Quels sont les recours en cas de non-respect d'un contrat d'approvisionnement exclusif ?
Le fournisseur peut demander des dommages et intérêts pour la perte de marge sur les volumes non commandés, ainsi que la restitution des sommes versées et la valeur du matériel mis à disposition, comme dans cette affaire où le distributeur n'a commandé que 60 hectolitres sur 500 prévus.
Comment est calculée l'indemnité pour inexécution d'une obligation d'approvisionnement ?
L'indemnité peut inclure la perte de marge sur les volumes manquants (ici 20% du prix de vente par hectolitre multiplié par le volume non commandé) et la restitution des sommes versées et de la valeur du matériel, déduction faite des volumes déjà commandés.
Le fournisseur peut-il exiger la restitution des sommes versées en cas de manquement ?
Oui, si le contrat le prévoit ou si le préjudice est établi.

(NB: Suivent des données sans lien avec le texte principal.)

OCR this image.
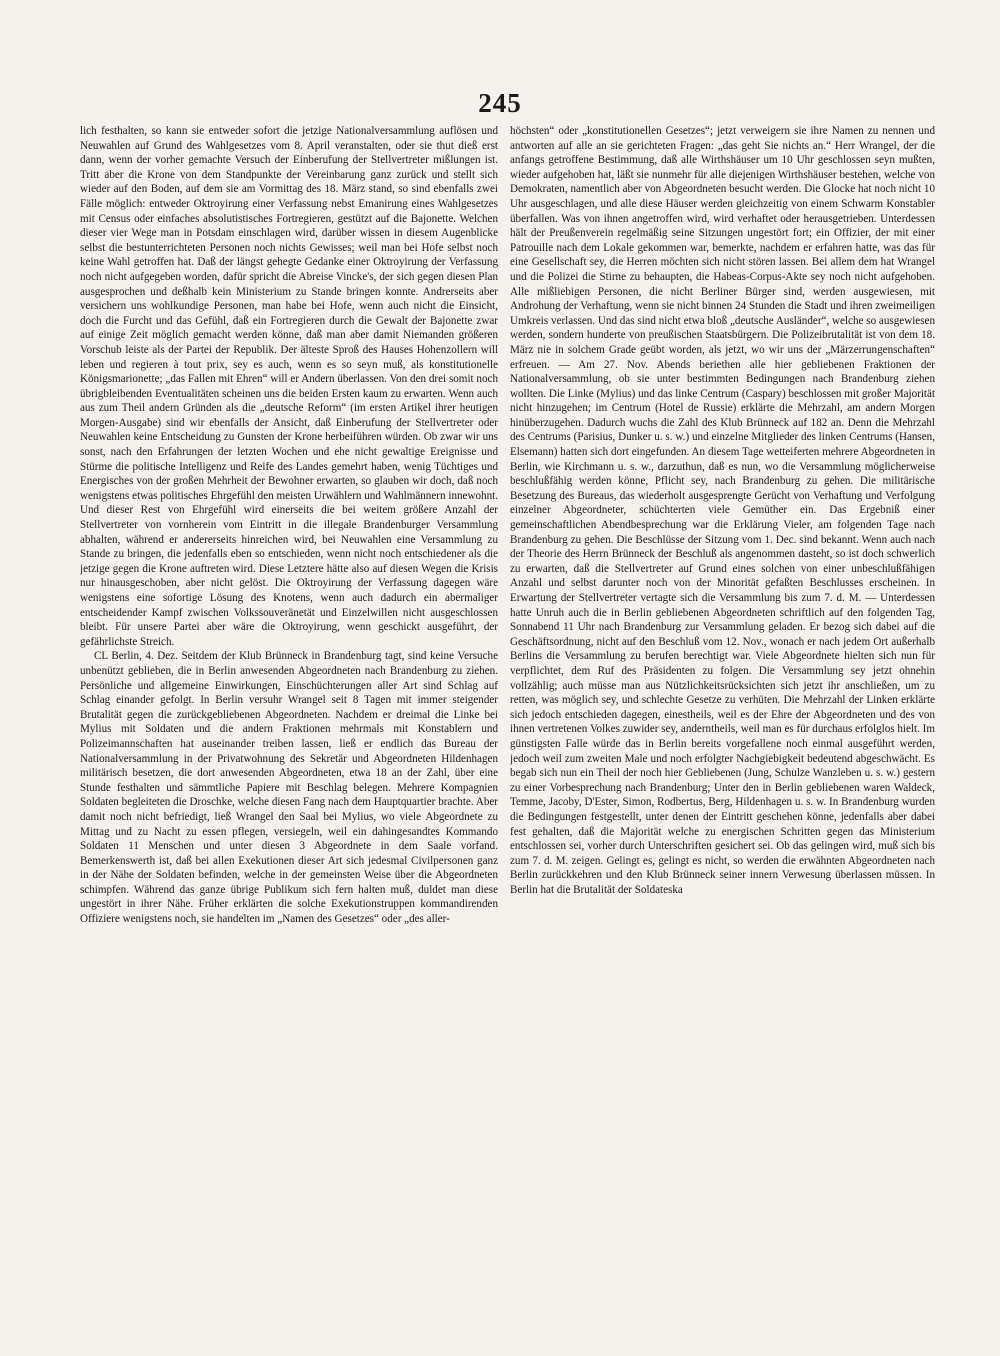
245

lich festhalten, so kann sie entweder sofort die jetzige Nationalversammlung auflösen und Neuwahlen auf Grund des Wahlgesetzes vom 8. April veranstalten, oder sie thut dieß erst dann, wenn der vorher gemachte Versuch der Einberufung der Stellvertreter mißlungen ist. Tritt aber die Krone von dem Standpunkte der Vereinbarung ganz zurück und stellt sich wieder auf den Boden, auf dem sie am Vormittag des 18. März stand, so sind ebenfalls zwei Fälle möglich: entweder Oktroyirung einer Verfassung nebst Emanirung eines Wahlgesetzes mit Census oder einfaches absolutistisches Fortregieren, gestützt auf die Bajonette. Welchen dieser vier Wege man in Potsdam einschlagen wird, darüber wissen in diesem Augenblicke selbst die bestunterrichteten Personen noch nichts Gewisses; weil man bei Hofe selbst noch keine Wahl getroffen hat. Daß der längst gehegte Gedanke einer Oktroyirung der Verfassung noch nicht aufgegeben worden, dafür spricht die Abreise Vincke's, der sich gegen diesen Plan ausgesprochen und deßhalb kein Ministerium zu Stande bringen konnte. Andrerseits aber versichern uns wohlkundige Personen, man habe bei Hofe, wenn auch nicht die Einsicht, doch die Furcht und das Gefühl, daß ein Fortregieren durch die Gewalt der Bajonette zwar auf einige Zeit möglich gemacht werden könne, daß man aber damit Niemanden größeren Vorschub leiste als der Partei der Republik. Der älteste Sproß des Hauses Hohenzollern will leben und regieren à tout prix, sey es auch, wenn es so seyn muß, als konstitutionelle Königsmarionette; „das Fallen mit Ehren“ will er Andern überlassen. Von den drei somit noch übrigbleibenden Eventualitäten scheinen uns die beiden Ersten kaum zu erwarten. Wenn auch aus zum Theil andern Gründen als die „deutsche Reform“ (im ersten Artikel ihrer heutigen Morgen-Ausgabe) sind wir ebenfalls der Ansicht, daß Einberufung der Stellvertreter oder Neuwahlen keine Entscheidung zu Gunsten der Krone herbeiführen würden. Ob zwar wir uns sonst, nach den Erfahrungen der letzten Wochen und ehe nicht gewaltige Ereignisse und Stürme die politische Intelligenz und Reife des Landes gemehrt haben, wenig Tüchtiges und Energisches von der großen Mehrheit der Bewohner erwarten, so glauben wir doch, daß noch wenigstens etwas politisches Ehrgefühl den meisten Urwählern und Wahlmännern innewohnt. Und dieser Rest von Ehrgefühl wird einerseits die bei weitem größere Anzahl der Stellvertreter von vornherein vom Eintritt in die illegale Brandenburger Versammlung abhalten, während er andererseits hinreichen wird, bei Neuwahlen eine Versammlung zu Stande zu bringen, die jedenfalls eben so entschieden, wenn nicht noch entschiedener als die jetzige gegen die Krone auftreten wird. Diese Letztere hätte also auf diesen Wegen die Krisis nur hinausgeschoben, aber nicht gelöst. Die Oktroyirung der Verfassung dagegen wäre wenigstens eine sofortige Lösung des Knotens, wenn auch dadurch ein abermaliger entscheidender Kampf zwischen Volkssouveränetät und Einzelwillen nicht ausgeschlossen bleibt. Für unsere Partei aber wäre die Oktroyirung, wenn geschickt ausgeführt, der gefährlichste Streich.

CL Berlin, 4. Dez. Seitdem der Klub Brünneck in Brandenburg tagt, sind keine Versuche unbenützt geblieben, die in Berlin anwesenden Abgeordneten nach Brandenburg zu ziehen. Persönliche und allgemeine Einwirkungen, Einschüchterungen aller Art sind Schlag auf Schlag einander gefolgt. In Berlin versuhr Wrangel seit 8 Tagen mit immer steigender Brutalität gegen die zurückgebliebenen Abgeordneten. Nachdem er dreimal die Linke bei Mylius mit Soldaten und die andern Fraktionen mehrmals mit Konstablern und Polizeimannschaften hat auseinander treiben lassen, ließ er endlich das Bureau der Nationalversammlung in der Privatwohnung des Sekretär und Abgeordneten Hildenhagen militärisch besetzen, die dort anwesenden Abgeordneten, etwa 18 an der Zahl, über eine Stunde festhalten und sämmtliche Papiere mit Beschlag belegen. Mehrere Kompagnien Soldaten begleiteten die Droschke, welche diesen Fang nach dem Hauptquartier brachte. Aber damit noch nicht befriedigt, ließ Wrangel den Saal bei Mylius, wo viele Abgeordnete zu Mittag und zu Nacht zu essen pflegen, versiegeln, weil ein dahingesandtes Kommando Soldaten 11 Menschen und unter diesen 3 Abgeordnete in dem Saale vorfand. Bemerkenswerth ist, daß bei allen Exekutionen dieser Art sich jedesmal Civilpersonen ganz in der Nähe der Soldaten befinden, welche in der gemeinsten Weise über die Abgeordneten schimpfen. Während das ganze übrige Publikum sich fern halten muß, duldet man diese ungestört in ihrer Nähe. Früher erklärten die solche Exekutionstruppen kommandirenden Offiziere wenigstens noch, sie handelten im „Namen des Gesetzes“ oder „des aller-

höchsten“ oder „konstitutionellen Gesetzes“; jetzt verweigern sie ihre Namen zu nennen und antworten auf alle an sie gerichteten Fragen: „das geht Sie nichts an.“ Herr Wrangel, der die anfangs getroffene Bestimmung, daß alle Wirthshäuser um 10 Uhr geschlossen seyn mußten, wieder aufgehoben hat, läßt sie nunmehr für alle diejenigen Wirthshäuser bestehen, welche von Demokraten, namentlich aber von Abgeordneten besucht werden. Die Glocke hat noch nicht 10 Uhr ausgeschlagen, und alle diese Häuser werden gleichzeitig von einem Schwarm Konstabler überfallen. Was von ihnen angetroffen wird, wird verhaftet oder herausgetrieben. Unterdessen hält der Preußenverein regelmäßig seine Sitzungen ungestört fort; ein Offizier, der mit einer Patrouille nach dem Lokale gekommen war, bemerkte, nachdem er erfahren hatte, was das für eine Gesellschaft sey, die Herren möchten sich nicht stören lassen. Bei allem dem hat Wrangel und die Polizei die Stirne zu behaupten, die Habeas-Corpus-Akte sey noch nicht aufgehoben. Alle mißliebigen Personen, die nicht Berliner Bürger sind, werden ausgewiesen, mit Androhung der Verhaftung, wenn sie nicht binnen 24 Stunden die Stadt und ihren zweimeiligen Umkreis verlassen. Und das sind nicht etwa bloß „deutsche Ausländer“, welche so ausgewiesen werden, sondern hunderte von preußischen Staatsbürgern. Die Polizeibrutalität ist von dem 18. März nie in solchem Grade geübt worden, als jetzt, wo wir uns der „Märzerrungenschaften“ erfreuen. — Am 27. Nov. Abends beriethen alle hier gebliebenen Fraktionen der Nationalversammlung, ob sie unter bestimmten Bedingungen nach Brandenburg ziehen wollten. Die Linke (Mylius) und das linke Centrum (Caspary) beschlossen mit großer Majorität nicht hinzugehen; im Centrum (Hotel de Russie) erklärte die Mehrzahl, am andern Morgen hinüberzugehen. Dadurch wuchs die Zahl des Klub Brünneck auf 182 an. Denn die Mehrzahl des Centrums (Parisius, Dunker u. s. w.) und einzelne Mitglieder des linken Centrums (Hansen, Elsemann) hatten sich dort eingefunden. An diesem Tage wetteiferten mehrere Abgeordneten in Berlin, wie Kirchmann u. s. w., darzuthun, daß es nun, wo die Versammlung möglicherweise beschlußfähig werden könne, Pflicht sey, nach Brandenburg zu gehen. Die militärische Besetzung des Bureaus, das wiederholt ausgesprengte Gerücht von Verhaftung und Verfolgung einzelner Abgeordneter, schüchterten viele Gemüther ein. Das Ergebniß einer gemeinschaftlichen Abendbesprechung war die Erklärung Vieler, am folgenden Tage nach Brandenburg zu gehen. Die Beschlüsse der Sitzung vom 1. Dec. sind bekannt. Wenn auch nach der Theorie des Herrn Brünneck der Beschluß als angenommen dasteht, so ist doch schwerlich zu erwarten, daß die Stellvertreter auf Grund eines solchen von einer unbeschlußfähigen Anzahl und selbst darunter noch von der Minorität gefaßten Beschlusses erscheinen. In Erwartung der Stellvertreter vertagte sich die Versammlung bis zum 7. d. M. — Unterdessen hatte Unruh auch die in Berlin gebliebenen Abgeordneten schriftlich auf den folgenden Tag, Sonnabend 11 Uhr nach Brandenburg zur Versammlung geladen. Er bezog sich dabei auf die Geschäftsordnung, nicht auf den Beschluß vom 12. Nov., wonach er nach jedem Ort außerhalb Berlins die Versammlung zu berufen berechtigt war. Viele Abgeordnete hielten sich nun für verpflichtet, dem Ruf des Präsidenten zu folgen. Die Versammlung sey jetzt ohnehin vollzählig; auch müsse man aus Nützlichkeitsrücksichten sich jetzt ihr anschließen, um zu retten, was möglich sey, und schlechte Gesetze zu verhüten. Die Mehrzahl der Linken erklärte sich jedoch entschieden dagegen, einestheils, weil es der Ehre der Abgeordneten und des von ihnen vertretenen Volkes zuwider sey, anderntheils, weil man es für durchaus erfolglos hielt. Im günstigsten Falle würde das in Berlin bereits vorgefallene noch einmal ausgeführt werden, jedoch weil zum zweiten Male und noch erfolgter Nachgiebigkeit bedeutend abgeschwächt. Es begab sich nun ein Theil der noch hier Gebliebenen (Jung, Schulze Wanzleben u. s. w.) gestern zu einer Vorbesprechung nach Brandenburg; Unter den in Berlin gebliebenen waren Waldeck, Temme, Jacoby, D'Ester, Simon, Rodbertus, Berg, Hildenhagen u. s. w. In Brandenburg wurden die Bedingungen festgestellt, unter denen der Eintritt geschehen könne, jedenfalls aber dabei fest gehalten, daß die Majorität welche zu energischen Schritten gegen das Ministerium entschlossen sei, vorher durch Unterschriften gesichert sei. Ob das gelingen wird, muß sich bis zum 7. d. M. zeigen. Gelingt es, gelingt es nicht, so werden die erwähnten Abgeordneten nach Berlin zurückkehren und den Klub Brünneck seiner innern Verwesung überlassen müssen. In Berlin hat die Brutalität der Soldateska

Dans cette affaire, le tribunal a accordé la restitution de 88% des sommes versées (20 064 euros sur 22 800 euros) et de la valeur du tirage-pression (3 093,55 euros sur 3 515,40 euros).
Qu'est-ce qu'une clause d'approvisionnement minimum ?
C'est une clause par laquelle le distributeur s'engage à commander un volume minimum de produits sur une période donnée. En cas de non-respect, le fournisseur peut réclamer des dommages et intérêts, comme dans ce contrat de 500 hectolitres sur 5 ans.
Quels sont les effets de la fin d'un contrat d'approvisionnement exclusif ?
À la fin du contrat, les obligations cessent, mais les manquements antérieurs peuvent être sanctionnés. Ici, le contrat a pris fin le 31 janvier 2021, mais le fournisseur a pu agir en justice pour obtenir réparation des inexécutions survenues pendant la durée du contrat.
Le distributeur peut-il être condamné à payer des intérêts de retard ?
Oui, les intérêts au taux légal peuvent courir à compter de la mise en demeure ou de l'assignation. Dans cette affaire, les intérêts ont été accordés à compter du 20 avril 2023, date de signification de l'assignation.